The past 12 months have seen a wide range of public displays of contempt including; frequent responses to climate change and environmental awareness, curriculum change in sex education, the People’s Vote protest calling for a referendum on the final Brexit deal and more recently – Donald Trump’s state visit to the UK. But how impactful has mass protest really been in creating change?
Those rallying, hope that the scale of their protest will raise public awareness whilst forcing politicians to listen to their demands. However, it may be fair to say that this is an unlikely outcome.
History shows that the UK’s biggest ever demonstration, with at least 750,000 people taking part to protest against the Iraq War, still wasn’t enough to prohibit Britain’s involvement in the impending war with Iraq.

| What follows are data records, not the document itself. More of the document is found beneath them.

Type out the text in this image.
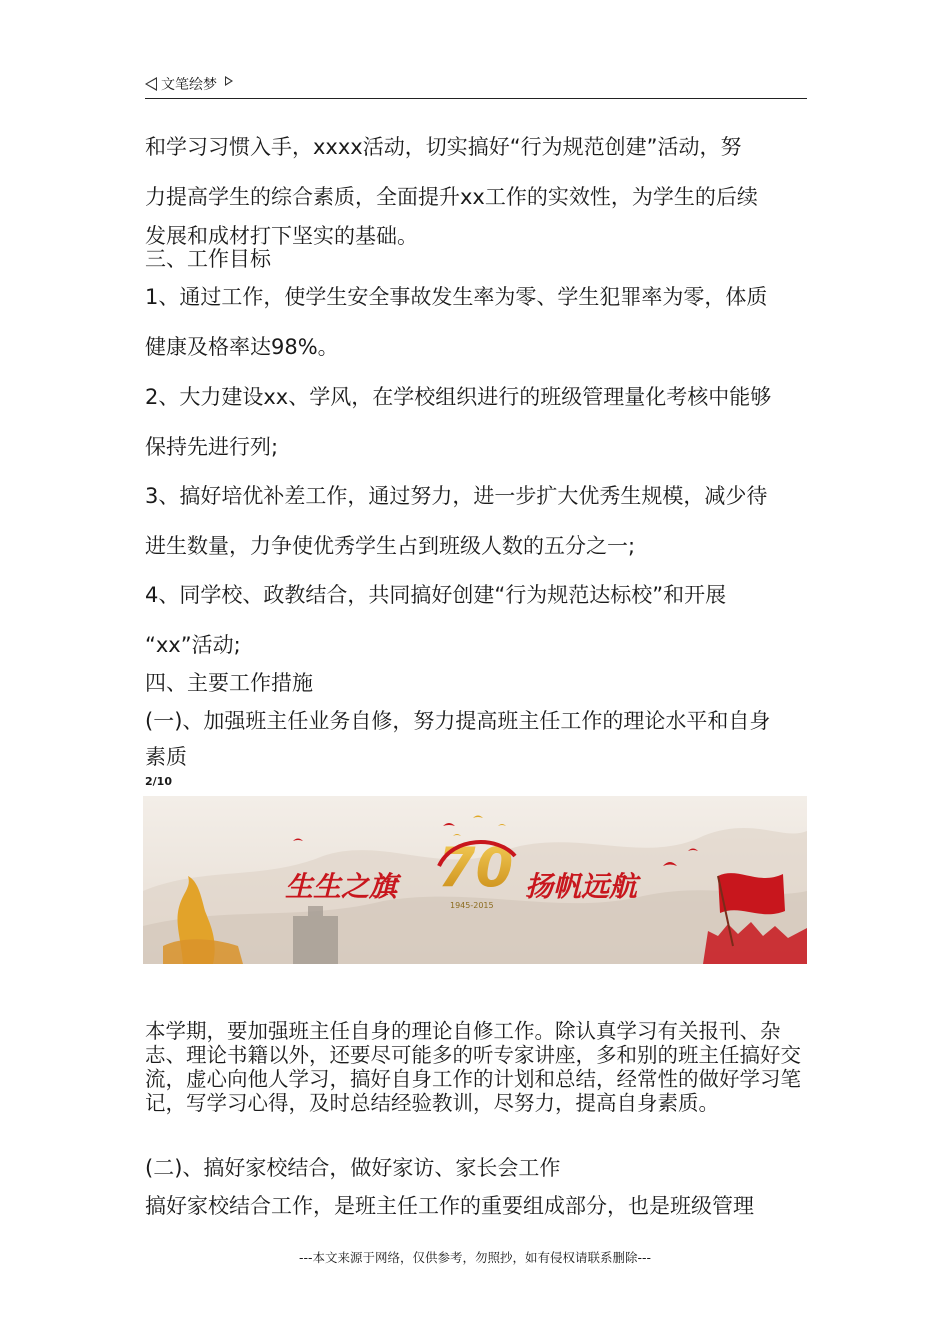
文笔绘梦
和学习习惯入手，xxxx活动，切实搞好“行为规范创建”活动，努
力提高学生的综合素质，全面提升xx工作的实效性，为学生的后续
发展和成材打下坚实的基础。
三、工作目标
1、通过工作，使学生安全事故发生率为零、学生犯罪率为零，体质
健康及格率达98%。
2、大力建设xx、学风，在学校组织进行的班级管理量化考核中能够
保持先进行列;
3、搞好培优补差工作，通过努力，进一步扩大优秀生规模，减少待
进生数量，力争使优秀学生占到班级人数的五分之一;
4、同学校、政教结合，共同搞好创建“行为规范达标校”和开展
“xx”活动;
四、主要工作措施
(一)、加强班主任业务自修，努力提高班主任工作的理论水平和自身
素质
2/10
生生之旗 70
1945-2015
扬帆远航
本学期，要加强班主任自身的理论自修工作。除认真学习有关报刊、杂志、理论书籍以外，还要尽可能多的听专家讲座，多和别的班主任搞好交流，虚心向他人学习，搞好自身工作的计划和总结，经常性的做好学习笔记，写学习心得，及时总结经验教训，尽努力，提高自身素质。
(二)、搞好家校结合，做好家访、家长会工作
搞好家校结合工作，是班主任工作的重要组成部分，也是班级管理
---本文来源于网络，仅供参考，勿照抄，如有侵权请联系删除---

Currently, Donald Trump shows no signs of curtailing his opinions as he weighed in on UK domestic politics by endorsing Boris Johnson for Prime Minister and waged personal attacks on the competency of Mayor of London, Sadiq Khan.

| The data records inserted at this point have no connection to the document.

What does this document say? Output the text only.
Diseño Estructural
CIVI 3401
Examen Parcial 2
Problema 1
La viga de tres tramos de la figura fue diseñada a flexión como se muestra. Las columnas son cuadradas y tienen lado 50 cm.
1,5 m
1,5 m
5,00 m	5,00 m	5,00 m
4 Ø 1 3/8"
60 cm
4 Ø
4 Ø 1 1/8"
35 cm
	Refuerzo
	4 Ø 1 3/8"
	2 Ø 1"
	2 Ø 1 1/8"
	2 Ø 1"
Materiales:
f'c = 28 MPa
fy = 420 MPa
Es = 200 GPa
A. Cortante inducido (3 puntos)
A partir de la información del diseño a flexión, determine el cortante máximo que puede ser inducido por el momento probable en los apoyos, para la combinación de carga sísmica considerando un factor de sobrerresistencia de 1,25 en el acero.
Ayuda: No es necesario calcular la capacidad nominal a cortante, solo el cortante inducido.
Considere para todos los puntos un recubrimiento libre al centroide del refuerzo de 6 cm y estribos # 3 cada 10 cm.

An analysis by economists from Harvard University and Stockholm University found that protests do not necessarily send a signal to policy-makers – rather, they get people politically activated. This can be evidenced by the increase in the size of the UK electorate in recent years.
The number of electors was at a high point in the year to December 2017, following three successive years with national polls, in contrast with the decrease in electors seen in the latest year, to December 2018, according to the Office for National Statistics.

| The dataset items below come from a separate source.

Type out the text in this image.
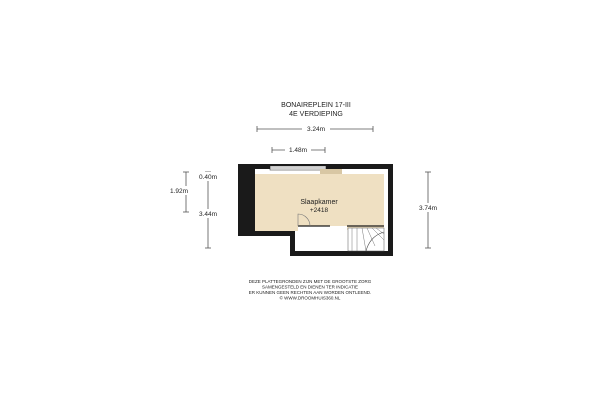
BONAIREPLEIN 17-III
4E VERDIEPING
3.24m
1.48m
1.92m
0.40m
3.44m
3.74m
Slaapkamer
+2418
DEZE PLATTEGRONDEN ZIJN MET DE GROOTSTE ZORG
SAMENGESTELD EN DIENEN TER INDICATIE
ER KUNNEN GEEN RECHTEN AAN WORDEN ONTLEEND.
© WWW.DROOMHUIS360.NL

“The fall in electoral registrations in 2018 is partly driven by population change as a relatively high number of deaths as well as a small cohort of 18-year-olds mean more people left the electoral register than joined. Another driver of the fall in the number of parliamentary electors was a 45% reduction in the number of registered voters living overseas following large increases in the preceding years.” Neil Park, Centre for Ageing and Demography, Office for National Statistics
Despite climate change disproportionately affecting non-white and/or working-class communities, we do not see that message boosted by the most visible organisers of climate change movements – like Extinction Rebellion.
Instead, we witness acts of defiance to the police and other state institutions en masse, by the white middle class in a manner that is not replicated for concerns centring people of colour – such as the school to prison pipeline.
Discrepancies in privilege and background reveal themselves in the demographic makeup of demonstrations. With many careers and monetary gain carved out of the back of social altruism, it is worthwhile for us to ponder on the genuineness of prevalent social activism.